Before he and Trish bought the Four Square Mr Fraser worked at the Oamaru Foodstuffs branch for four years as a grocery buyer. It was a "cruisy" job, but he learned a lot and  started to look around at  opportunities in town.

"It was a position where you sort of had an inkling as to what was going on; who was doing what, what was happening — you sort of had an insight into it."

Day-to-day  life at the store has changed a bit since the early years — Mr Fraser no longer uses "the pen and paper approach" to ordering.

He once would walk through the store with his order book or clipboard, and fill in what he wanted before taking his order down to the Oamaru Foodstuffs branch — now the site of the Whitestone Cheese cheese factory in Torridge St — and his order would be posted away twice a week.

The scanners he now uses behind the counter were  introduced only seven years ago. He has barcodes and scanners for inventory work and computers for ordering.

"When we came here there was rolled ice cream — that was the thing of the day those days," he says.

"You’d roll your own ice cream into the cone. And milkshakes and all that."

And while the range of products the Frasers stock has changed and expanded, some "very loyal" customers  have remained for up to "20-odd years".

There used to be a grocery store next door. It  and  another across the street had  disappeared, and supermarkets had moved in nearby.

Back in the early years, there were 14 Four Squares in the area, but now there was only one in Weston.

The one in Hampden ceased operating as a Four Square for a period, reverting only recently. Only a few  remained in the district.

He and his wife  had survived some difficult times in the business and made some mistakes, he said. What  got them through was "sheer hard work", offering a range of products and being open when people wanted to shop.

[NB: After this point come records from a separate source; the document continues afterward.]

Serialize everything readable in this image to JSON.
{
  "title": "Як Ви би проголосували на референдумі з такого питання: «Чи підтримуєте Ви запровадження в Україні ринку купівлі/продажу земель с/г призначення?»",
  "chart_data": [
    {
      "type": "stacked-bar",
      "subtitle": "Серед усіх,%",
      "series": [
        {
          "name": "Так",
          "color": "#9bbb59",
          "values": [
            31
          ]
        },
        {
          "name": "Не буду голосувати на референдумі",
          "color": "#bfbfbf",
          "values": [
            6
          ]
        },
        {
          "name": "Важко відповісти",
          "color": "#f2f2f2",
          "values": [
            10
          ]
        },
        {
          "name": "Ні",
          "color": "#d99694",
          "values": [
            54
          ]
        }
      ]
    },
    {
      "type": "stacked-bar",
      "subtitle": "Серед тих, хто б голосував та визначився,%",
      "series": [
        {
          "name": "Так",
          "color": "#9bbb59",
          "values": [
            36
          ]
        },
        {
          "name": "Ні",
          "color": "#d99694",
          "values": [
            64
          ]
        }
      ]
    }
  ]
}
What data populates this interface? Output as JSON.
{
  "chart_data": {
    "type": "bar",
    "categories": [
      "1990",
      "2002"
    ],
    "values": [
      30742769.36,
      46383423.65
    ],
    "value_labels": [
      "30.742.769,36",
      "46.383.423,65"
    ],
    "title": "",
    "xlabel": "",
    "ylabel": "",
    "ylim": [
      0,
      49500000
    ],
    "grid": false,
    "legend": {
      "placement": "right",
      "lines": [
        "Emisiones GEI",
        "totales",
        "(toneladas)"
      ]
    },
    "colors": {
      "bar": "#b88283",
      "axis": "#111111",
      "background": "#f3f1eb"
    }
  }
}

Five people now work in the shop — Mr Fraser, his wife Trish,  son Wayne and "two [part-time] ladies, who have been with us for years".

"Every day is pretty much the same."

He still lives above the shop, but now that his son opens up in the morning he starts his day at 10.30am. However, he makes up for it at the other end of the day.

"I don’t get out of here till almost 11pm every night."

But  he has no regrets — if he could do it all over again, he would, he says. He gets a different view of the world from behind the counter. He knows many the faces that appear in his store, but he sees a lot of strangers too.

"I get people come in who go ‘You’re still here?’," Mr Fraser says.

"I get people from out of town who call in when they’re going past."

And athough every day is mostly the same,  something different always happens.

"There’s always a laugh around the corner."